A French government aircraft carrying six medical workers convicted of deliberately infecting children with HIV touched down in Sofia, Bulgaria, on 24 July, ending their 8-year ordeal in a Libyan prison.

Sofia airport: Bulgarian president Georgi Parvanov pardons the medical team convicted of infecting Libyan children with HIV. Credit: D. DILKOFF/AFP/GETTY

The five Bulgarian nurses and a Palestinian doctor — given life sentences after more than 400 children contracted HIV at the hospital they worked at in Benghazi in 1998 — were immediately pardoned by Bulgarian President Georgi Parvanov. The charges, denied by the six, have been condemned as baseless by scientists, who argued that the outbreak was accidental and caused by inadequate sanitary precautions at the hospital.

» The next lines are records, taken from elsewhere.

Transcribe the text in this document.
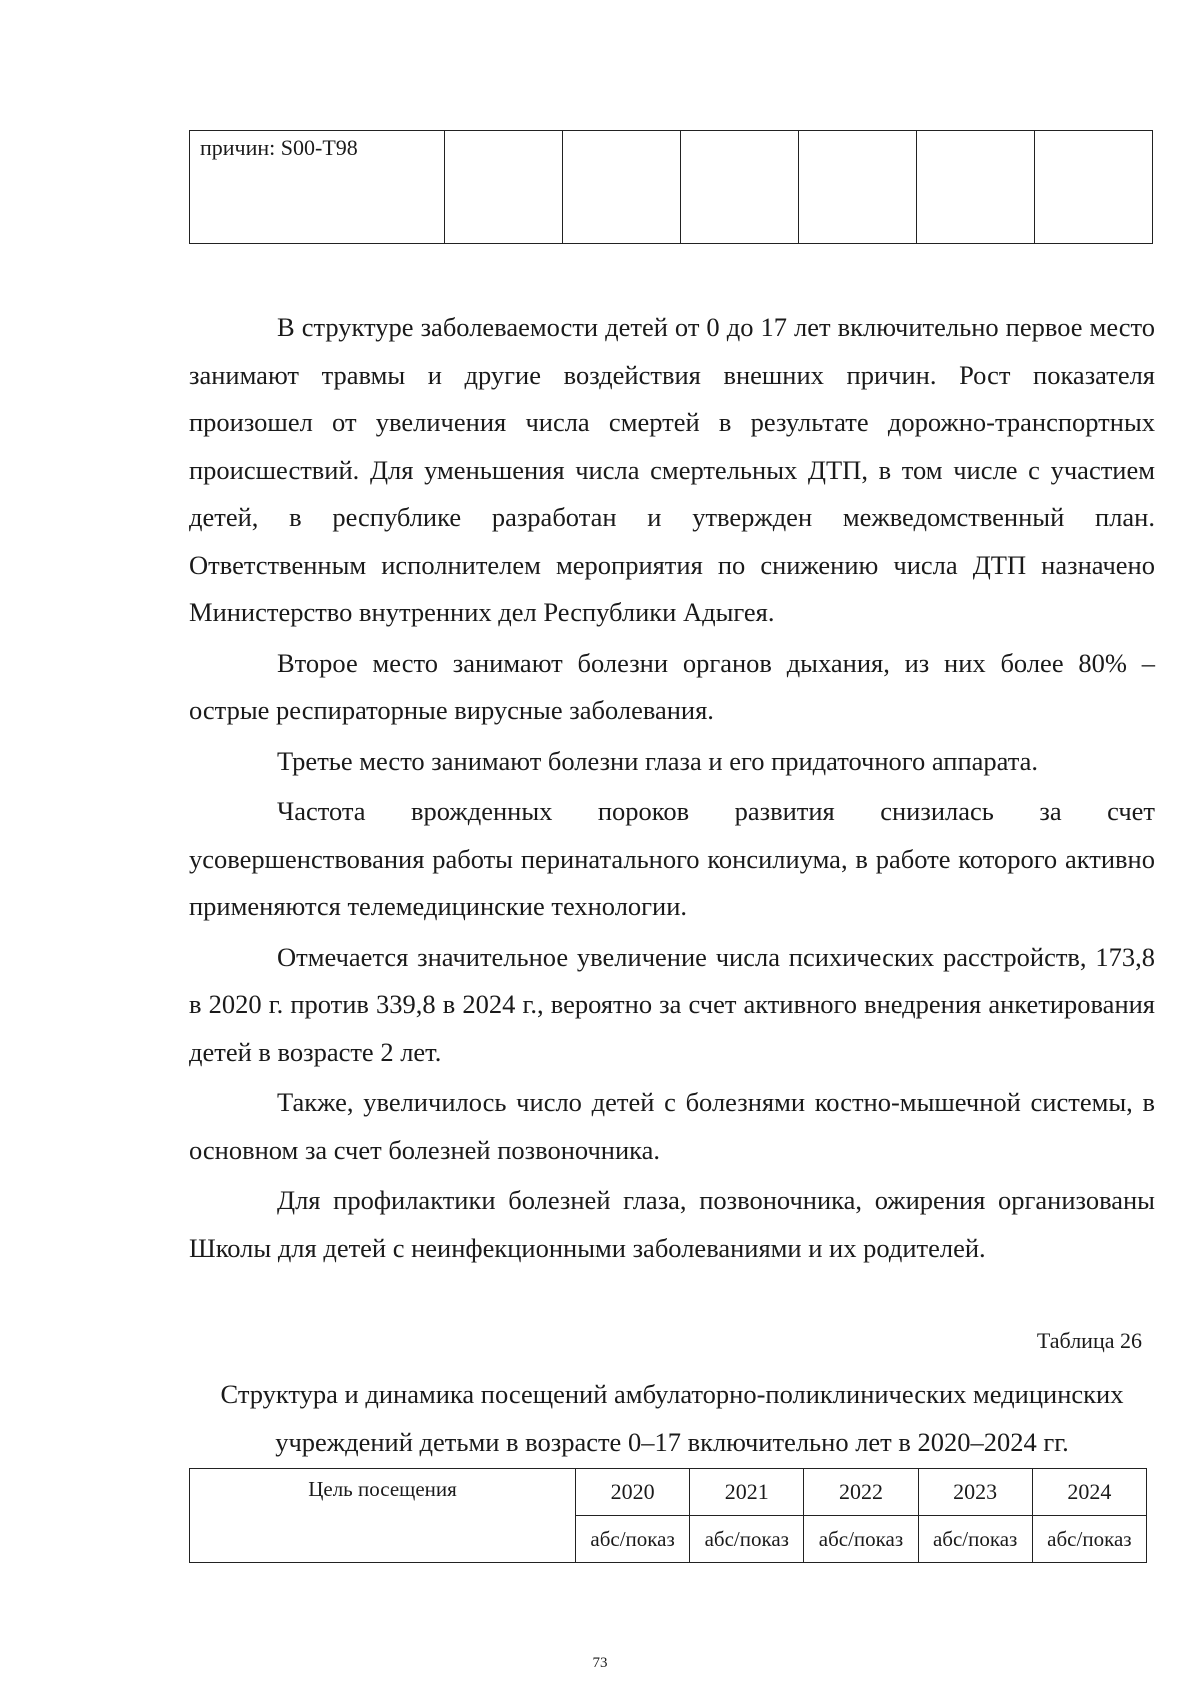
причин: S00-T98						

В структуре заболеваемости детей от 0 до 17 лет включительно первое место занимают травмы и другие воздействия внешних причин. Рост показателя произошел от увеличения числа смертей в результате дорожно-транспортных происшествий. Для уменьшения числа смертельных ДТП, в том числе с участием детей, в республике разработан и утвержден межведомственный план. Ответственным исполнителем мероприятия по снижению числа ДТП назначено Министерство внутренних дел Республики Адыгея.

Второе место занимают болезни органов дыхания, из них более 80% – острые респираторные вирусные заболевания.

Третье место занимают болезни глаза и его придаточного аппарата.

Частота врожденных пороков развития снизилась за счет усовершенствования работы перинатального консилиума, в работе которого активно применяются телемедицинские технологии.

Отмечается значительное увеличение числа психических расстройств, 173,8 в 2020 г. против 339,8 в 2024 г., вероятно за счет активного внедрения анкетирования детей в возрасте 2 лет.

Также, увеличилось число детей с болезнями костно-мышечной системы, в основном за счет болезней позвоночника.

Для профилактики болезней глаза, позвоночника, ожирения организованы Школы для детей с неинфекционными заболеваниями и их родителей.

Таблица 26
Структура и динамика посещений амбулаторно-поликлинических медицинских
учреждений детьми в возрасте 0–17 включительно лет в 2020–2024 гг.
Цель посещения	2020	2021	2022	2023	2024
	абс/показ	абс/показ	абс/показ	абс/показ	абс/показ
73
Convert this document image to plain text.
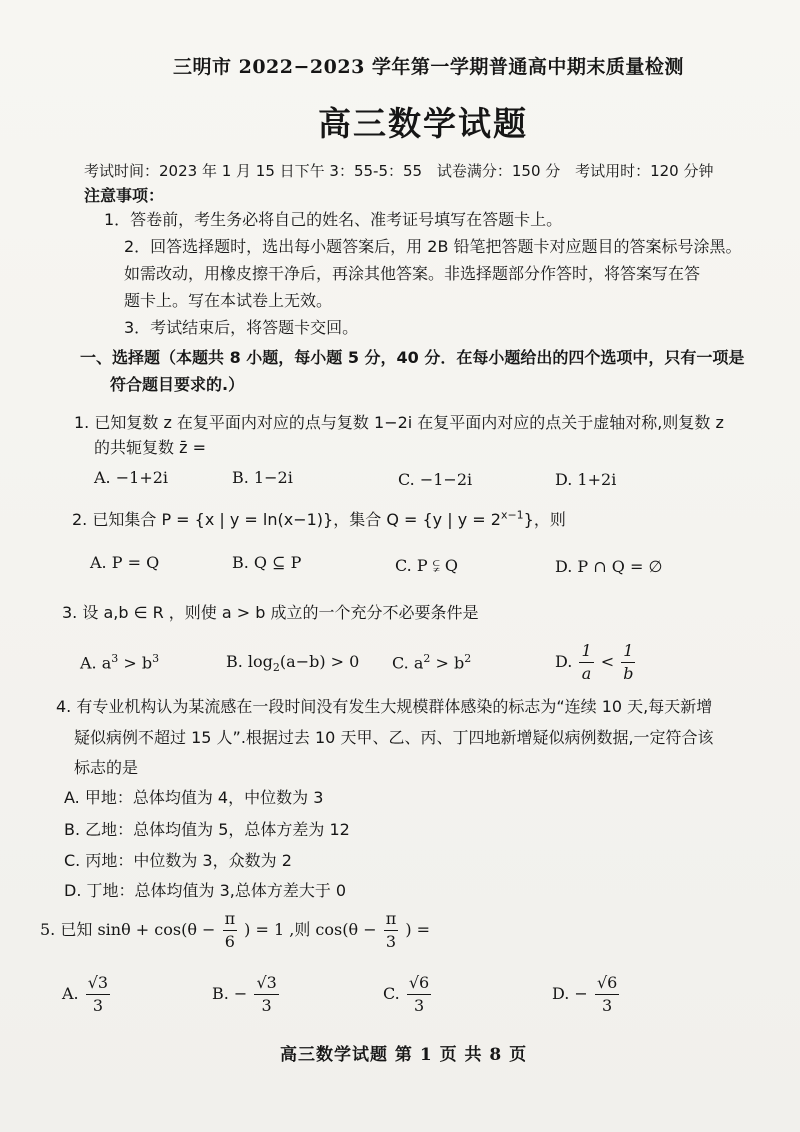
三明市 2022−2023 学年第一学期普通高中期末质量检测
高三数学试题
考试时间：2023 年 1 月 15 日下午 3：55-5：55 试卷满分：150 分 考试用时：120 分钟
注意事项：
1．答卷前，考生务必将自己的姓名、准考证号填写在答题卡上。
2．回答选择题时，选出每小题答案后，用 2B 铅笔把答题卡对应题目的答案标号涂黑。
如需改动，用橡皮擦干净后，再涂其他答案。非选择题部分作答时，将答案写在答
题卡上。写在本试卷上无效。
3．考试结束后，将答题卡交回。
一、选择题（本题共 8 小题，每小题 5 分，40 分．在每小题给出的四个选项中，只有一项是
符合题目要求的.）
1. 已知复数 z 在复平面内对应的点与复数 1−2i 在复平面内对应的点关于虚轴对称,则复数 z
的共轭复数 z̄ =
A. −1+2i	B. 1−2i	C. −1−2i	D. 1+2i
2. 已知集合 P = {x | y = ln(x−1)}，集合 Q = {y | $y = 2^{x-1}$}，则
A. P = Q	B. Q ⊆ P	C. P ⫋ Q	D. P ∩ Q = ∅
3. 设 a,b ∈ R ，则使 a > b 成立的一个充分不必要条件是
A. $a^3 > b^3$	B. $\log_2(a-b) > 0$ C. $a^2 > b^2$	D. $\frac{1}{a} < \frac{1}{b}$
4. 有专业机构认为某流感在一段时间没有发生大规模群体感染的标志为“连续 10 天,每天新增
疑似病例不超过 15 人”.根据过去 10 天甲、乙、丙、丁四地新增疑似病例数据,一定符合该
标志的是
A. 甲地：总体均值为 4，中位数为 3
B. 乙地：总体均值为 5，总体方差为 12
C. 丙地：中位数为 3，众数为 2
D. 丁地：总体均值为 3,总体方差大于 0
5. 已知 $\sin\theta + \cos(\theta - \frac{\pi}{6}$ ) = 1 ,则 $\cos(\theta - \frac{\pi}{3}$ ) =
A. $\frac{√3}{3}$	B. − $\frac{√3}{3}$	C. $\frac{√6}{3}$	D. − $\frac{√6}{3}$
高三数学试题 第 1 页 共 8 页
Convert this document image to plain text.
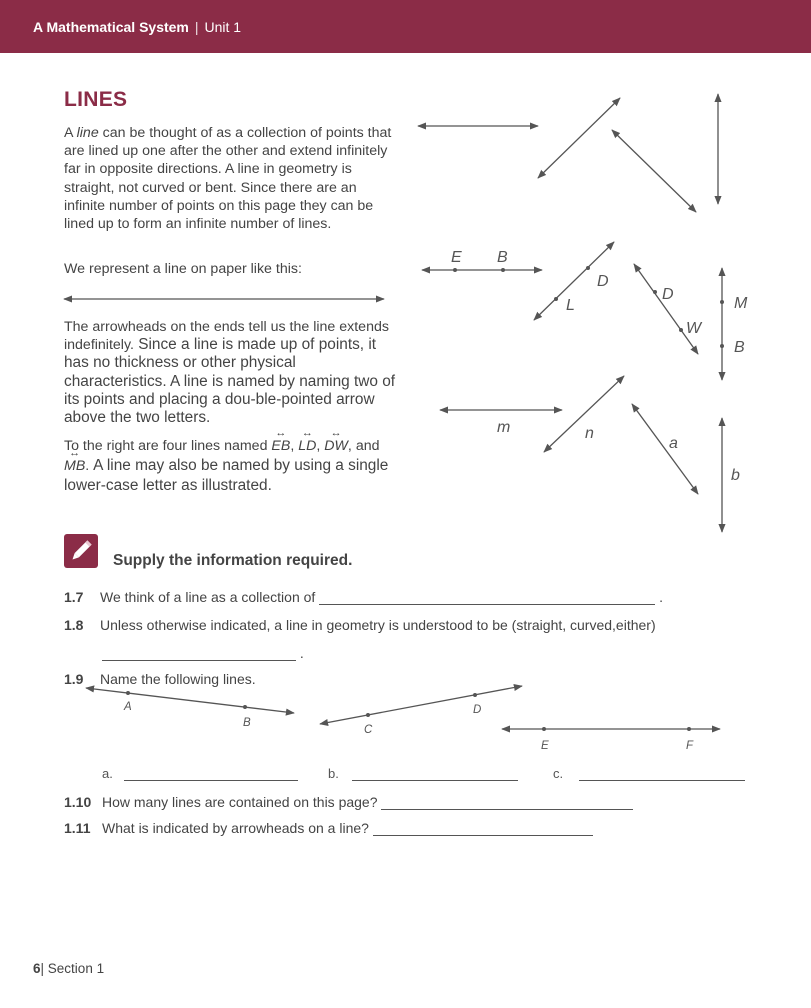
A Mathematical System | Unit 1
LINES

A line can be thought of as a collection of points that are lined up one after the other and extend infinitely far in opposite directions. A line in geometry is straight, not curved or bent. Since there are an infinite number of points on this page they can be lined up to form an infinite number of lines.

We represent a line on paper like this:

The arrowheads on the ends tell us the line extends indefinitely. Since a line is made up of points, it has no thickness or other physical characteristics. A line is named by naming two of its points and placing a dou-ble-pointed arrow above the two letters.

To the right are four lines named ↔ EB, ↔ LD, ↔ DW, and ↔ MB. A line may also be named by using a single lower-case letter as illustrated.

E B
D
L
D
W
M
B
m	n
a
b
A
B
C
D
E	F
Supply the information required.
1.7 We think of a line as a collection of	.
1.8 Unless otherwise indicated, a line in geometry is understood to be (straight, curved,either)
.
1.9 Name the following lines.
a.	b.	c.
1.10 How many lines are contained on this page?
1.11 What is indicated by arrowheads on a line?
6| Section 1
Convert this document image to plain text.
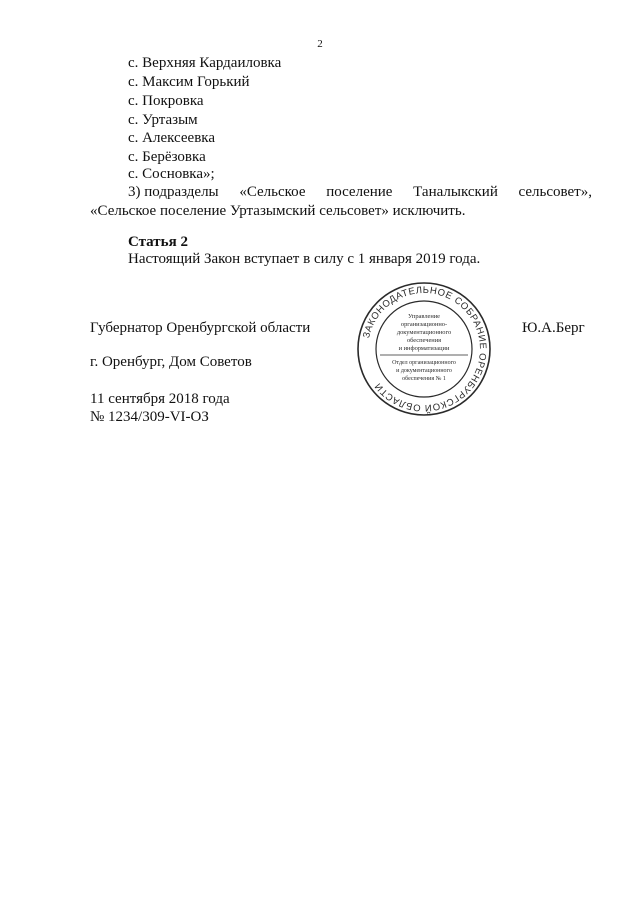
2
с. Верхняя Кардаиловка
с. Максим Горький
с. Покровка
с. Уртазым
с. Алексеевка
с. Берёзовка
с. Сосновка»;
3) подразделы «Сельское поселение Таналыкский сельсовет»,
«Сельское поселение Уртазымский сельсовет» исключить.
Статья 2
Настоящий Закон вступает в силу с 1 января 2019 года.
Губернатор Оренбургской области	Ю.А.Берг
г. Оренбург, Дом Советов
11 сентября 2018 года
№ 1234/309-VI-ОЗ
ЗАКОНОДАТЕЛЬНОЕ СОБРАНИЕ ОРЕНБУРГСКОЙ ОБЛАСТИ
Управление
организационно-
документационного
обеспечения
и информатизации
Отдел организационного
и документационного
обеспечения № 1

Their release is the final scene in meticulously crafted negotiations between the European Union (EU) and Libya, which sought a way for Libya to climb down on the case without being seen to concede to Western pressure. Diplomatic efforts intensified as a result of international public and political outcry after the six medical workers were sentenced to death in a retrial on 19 December 2006.

Then, on 17 July, Libya's highest judicial body commuted their sentences to life imprisonment, over-ruling the death-penalty verdict upheld a few days earlier by the Supreme Court (see Nature 448, 230–231; 2007).

That move came after families of the children each received US$1 million per child in 'compensation' from an international fund set up by the EU, Bulgaria and Libya. Nature understands that most of money is in fact likely to have been paid by Libya itself, and that the move allowed Libya to save face. The EU also agreed to provide humanitarian aid for long-term treatment of the infected children.

Libya has long used the six medical workers as bargaining chips and political pawns in its international relations. Right until the final hour of their release, Libya haggled to win further concessions to improve its political and trade ties with the EU.

Benita Ferrero-Waldner, the European commissioner for external relations, was also on the aircraft with the freed health workers. She, the EU and Britain, were the main players working patiently behind the scenes to secure the release. On the Libyan side, the key force in freeing the workers was Seif al-Islam Gaddafi, son of the Libyan leader Muammar al-Gaddafi, through his charity the Gaddafi Development Foundation. He is thought to be personally convinced that the outbreak was accidental.

More controversial is the role played by another passenger on the plane, French first lady Cécilia Sarkozy. France has not had a prominent role in the negotiations, and her last-minute intervention is widely considered to be a thinly veiled bid by her husband to steal the limelight that may, in fact, have weakened the EU's negotiating position in the talks.

“The efforts to mobilize Western governments to act by increasing international public opinion have paid off,” says Emmanuel Altit, a lawyer from the medical workers' international defence team. The concerted efforts of the scientific community around the case played a “fundamental role” in changing the trajectory of the case and helping to secure today's outcome, he adds.

“It's great news,” says Vittorio Colizzi, an AIDS researcher at Tor Vergata University in Rome, Italy, who campaigned for scientific evidence exonerating the medical workers to be considered by the Libyan courts. “But we must not forget the children,” he adds, pointing out that the 1998 outbreak was a double tragedy — for the six unjustly imprisoned, and for the infected children and families.